Karachi Board of Education: What happened to the sanctity of honest earnings?
Recently, I had to pay a visit to the Karachi Intermediate Board of Education in North Nazimabad because I had lost my original Intermediate admit and enrolment card, without which my Intermediate Higher Secondary Certificate (HSC) could not be issued. In other words, I knew that I was bound to suffer that day at the hands of inept and inconsiderate government workers.
I took a day off from work to run my errand and headed towards the Karachi Board Office, where numerous students were sitting on the side-path, waiting for the administration office to open. Apparently, mornings at the Karachi Board Office begin around 10:30am. What’s more is that once these officers do decide to show up, they cannot be found in their seats. Upon inquiry, you’re told that they are gone for a tea break, which can stretch on for an hour or so, very easily.
Hence, when I reached, the officer who was supposed to handle my case was gone on one such tea break. While I waited for him, I noticed the cracked walls covered in spray paint with names of different political groups and their affiliations wall-chalked on them. At no point did this place seem like a ‘prestigious’ education board. Had it not been for the signpost outside the boundary, the board office would have been indistinguishable as a government building.
After what felt like an eternity, the officers returned to their respective offices and, begrudgingly, began attending to our queries. The board office follows an intricate (read: mindboggling) system of paperwork, very little of which is done with the officers themselves. Students are made to move from one window to another, filling up a variety of forms for only God knows what. These forms are supposed to be submitted to different offices with many counters. There were multiple times when I found myself standing in the middle of all the fiasco, not really sure where to go. A few times I even got lost and ended up somewhere entirely different than where I was supposed to be.

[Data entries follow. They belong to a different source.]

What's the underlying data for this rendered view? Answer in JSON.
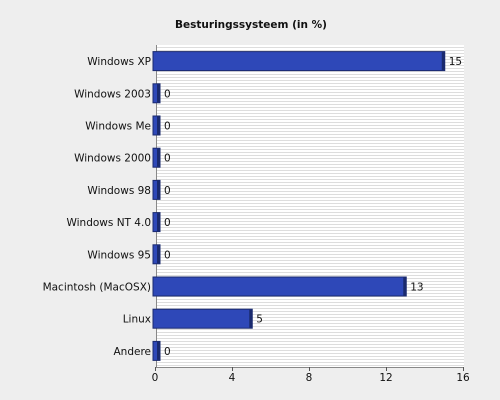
{
  "chart_data": {
    "type": "bar",
    "orientation": "horizontal",
    "title": "Besturingssysteem (in %)",
    "categories": [
      "Windows XP",
      "Windows 2003",
      "Windows Me",
      "Windows 2000",
      "Windows 98",
      "Windows NT 4.0",
      "Windows 95",
      "Macintosh (MacOSX)",
      "Linux",
      "Andere"
    ],
    "values": [
      15,
      0,
      0,
      0,
      0,
      0,
      0,
      13,
      5,
      0
    ],
    "xlim": [
      0,
      16
    ],
    "xticks": [
      0,
      4,
      8,
      12,
      16
    ],
    "grid": true,
    "bar_color": "#2e48b8",
    "bar_edge_color": "#1a2a6e",
    "background_color": "#eeeeee",
    "plot_background_color": "#ffffff",
    "grid_line_color": "#dddddd"
  }
}
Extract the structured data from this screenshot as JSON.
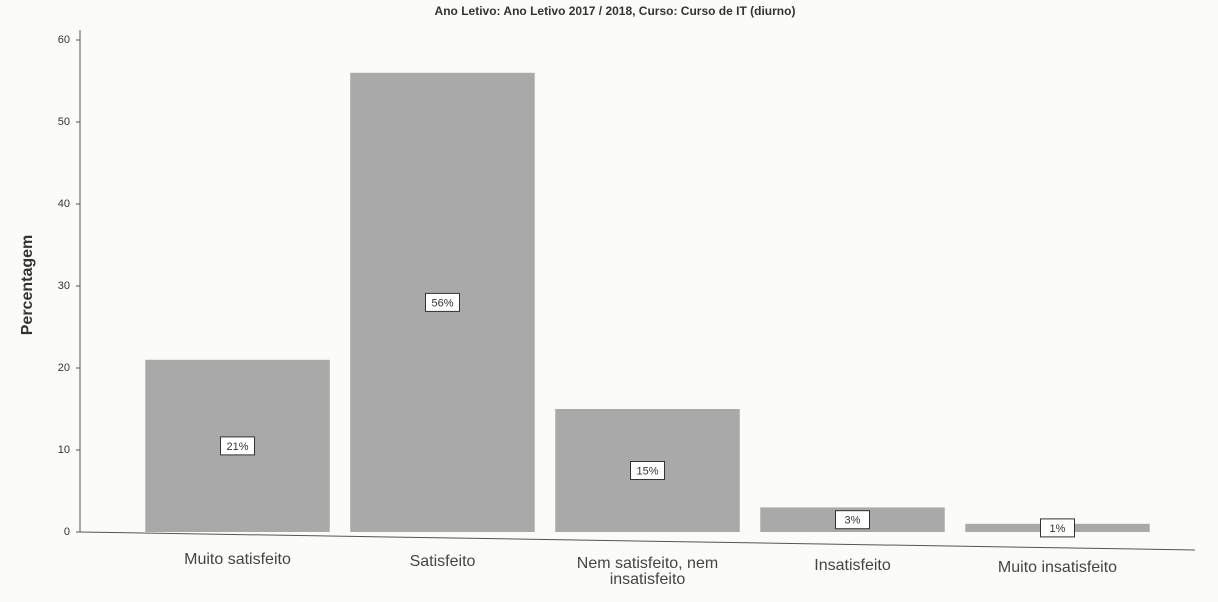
{
  "chart_data": {
    "type": "bar",
    "title": "Ano Letivo: Ano Letivo 2017 / 2018, Curso: Curso de IT (diurno)",
    "y_label": "Percentagem",
    "categories": [
      "Muito satisfeito",
      "Satisfeito",
      "Nem satisfeito, nem insatisfeito",
      "Insatisfeito",
      "Muito insatisfeito"
    ],
    "values": [
      21,
      56,
      15,
      3,
      1
    ],
    "value_labels": [
      "21%",
      "56%",
      "15%",
      "3%",
      "1%"
    ],
    "color": "#a9a9a9",
    "ylim": [
      0,
      60
    ],
    "yticks": [
      0,
      10,
      20,
      30,
      40,
      50,
      60
    ],
    "grid": false
  }
}
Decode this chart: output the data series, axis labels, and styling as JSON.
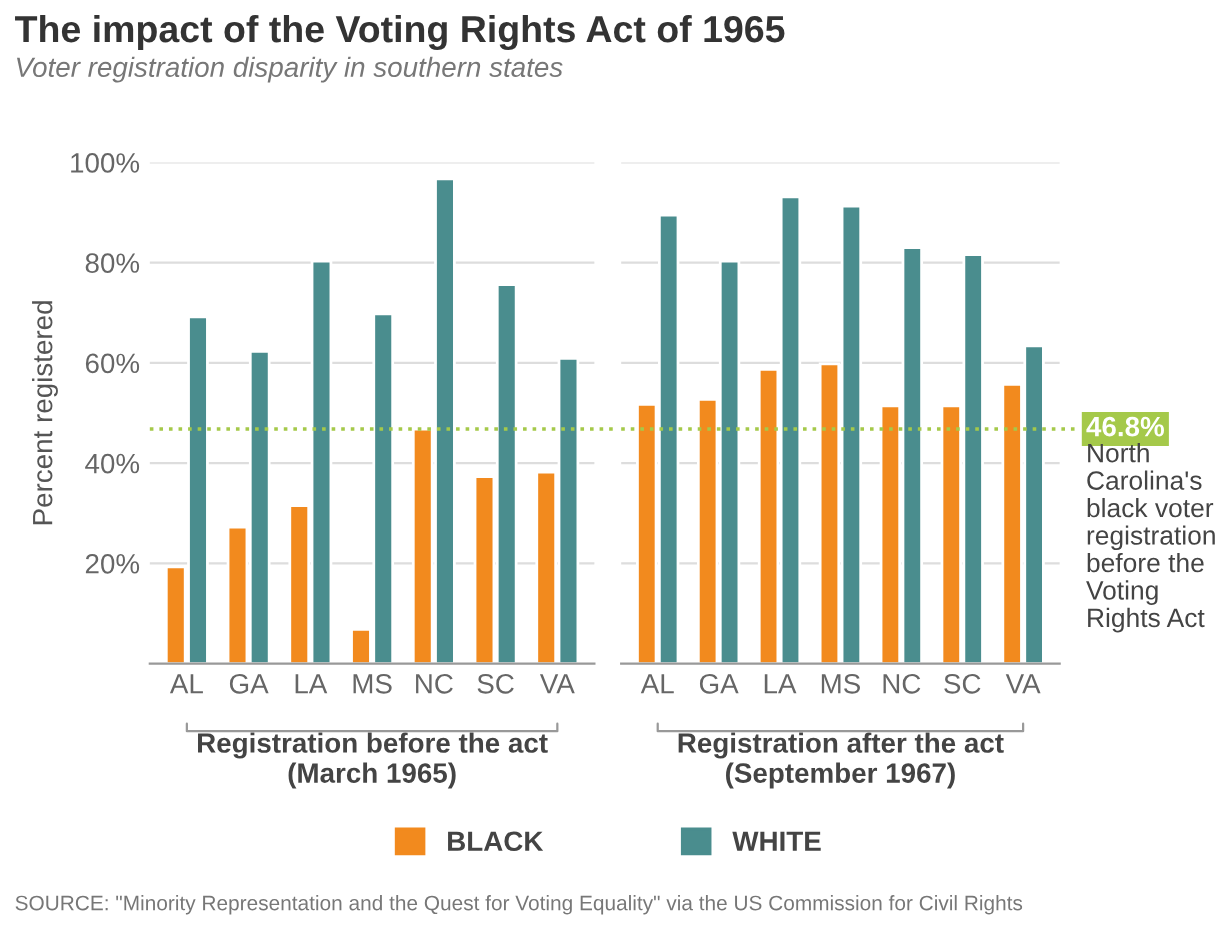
{
  "chart_data": [
    {
      "type": "bar",
      "title": "The impact of the Voting Rights Act of 1965",
      "subtitle": "Voter registration disparity in southern states",
      "ylabel": "Percent registered",
      "xlabel": "Registration before the act\n(March 1965)",
      "categories": [
        "AL",
        "GA",
        "LA",
        "MS",
        "NC",
        "SC",
        "VA"
      ],
      "series": [
        {
          "name": "BLACK",
          "color": "#f28a1e",
          "values": [
            19.3,
            27.2,
            31.5,
            6.8,
            46.8,
            37.3,
            38.2
          ]
        },
        {
          "name": "WHITE",
          "color": "#4a8d8e",
          "values": [
            69.2,
            62.3,
            80.3,
            69.8,
            96.7,
            75.6,
            60.9
          ]
        }
      ],
      "ylim": [
        0,
        100
      ],
      "yticks": [
        {
          "value": 20,
          "label": "20%"
        },
        {
          "value": 40,
          "label": "40%"
        },
        {
          "value": 60,
          "label": "60%"
        },
        {
          "value": 80,
          "label": "80%"
        },
        {
          "value": 100,
          "label": "100%"
        }
      ],
      "grid": "y",
      "legend": "bottom",
      "ref_lines": [
        {
          "axis": "y",
          "value": 46.8,
          "color": "#a5c94a",
          "line_style": "dotted"
        }
      ]
    },
    {
      "type": "bar",
      "xlabel": "Registration after the act\n(September 1967)",
      "categories": [
        "AL",
        "GA",
        "LA",
        "MS",
        "NC",
        "SC",
        "VA"
      ],
      "series": [
        {
          "color": "#f28a1e",
          "values": [
            51.7,
            52.7,
            58.7,
            59.8,
            51.4,
            51.4,
            55.7
          ]
        },
        {
          "color": "#4a8d8e",
          "values": [
            89.5,
            80.3,
            93.1,
            91.3,
            83.0,
            81.6,
            63.4
          ]
        }
      ],
      "ylim": [
        0,
        100
      ],
      "yticks": [
        {
          "value": 20,
          "label": null
        },
        {
          "value": 40,
          "label": null
        },
        {
          "value": 60,
          "label": null
        },
        {
          "value": 80,
          "label": null
        },
        {
          "value": 100,
          "label": null
        }
      ],
      "grid": "y",
      "tick_labels": "x",
      "ref_lines": [
        {
          "axis": "y",
          "value": 46.8,
          "label": "46.8%",
          "color": "#a5c94a",
          "line_style": "dotted"
        }
      ],
      "annotations": [
        "North\nCarolina's\nblack voter\nregistration\nbefore the\nVoting\nRights Act",
        "SOURCE: \"Minority Representation and the Quest for Voting Equality\" via the US Commission for Civil Rights"
      ]
    }
  ]
}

Finally, after getting lost for the nth time, I reached the appropriate counter from where I was supposed to get my documents duplicated. However, my troubles were far from over. At the counter before me were two middle-aged women, who were busy numbering their papers. I stood there and waited for them to notice that someone else was standing behind them, so that they might hurry. But that did not happen. Instead, I had to wait behind there while they debated on how Asr-e-Shireen has lost its taste, particularly on how their gulab jamuns are no longer as soft as they used to be. I could not help but interrupt this oh-so-important conversation so I could get out of this place. After receiving glaring looks from them, I was finally at the counter.
The officers looked at me, skimmed through my file and handed me another form. Then, he told me to get it signed from the room next door, where three men were busy indulging themselves in their chana chaat party. All I wanted was to get the forms signed and be done with the process but the young assistant at their office asked me to wait outside, while the three were done with their spicy treat.
Frustrated and annoyed, I thought to myself if this is how things actually worked in the government sector? Where the public waits while government officers fill their tummies. Within a few hours, the inevitable lunch break began. And no, they were not done with their chaat till then. I should inform you here that a government official’s lunch break is no ordinary one; it has a series of underlying stages. It starts with a break for Zuhr prayers and catch-up sessions with fellow employees from other offices, followed by reading the daily newspaper. And then, eventually, they move towards the actual lunch. This takes up a good two hours.
To be honest, I kept cursing myself throughout this ordeal for losing my original documents. I guess this was my punishment.
However, the plunder and insensitivity that was rampant in these offices bothered me greatly. Students had been waiting there for hours; some had come in early morning with the hopes of getting their work done sooner. Yet, their problems remained unsolved.
This behaviour by the officers gave away a clear message. If you want to get your work done, you better start bribing or wooing them with gifts. In current times, where inflation rates are rising exponentially, these employees have understood how to make matters work for them. So what, if the average citizen suffers as a result? As long as there is money flowing into their pockets, they are fine with what they are doing.
My worry is what happened to the sanctity of halal earnings?
How do these employees sleep at night, knowing about the amount of bribes they have taken?
Does their conscience not force guilt into their hearts?
Employment free from corruption and nepotism, for all, is a priority concern for Pakistan. The ministry of labour and manpower should conduct a periodic assessment of the current employment situation in the country. Countries experience progress and development principally through the work that they do. It is not just about having a job but the quality of employment that provides basic rights to services and a voice in decisions that affects the community.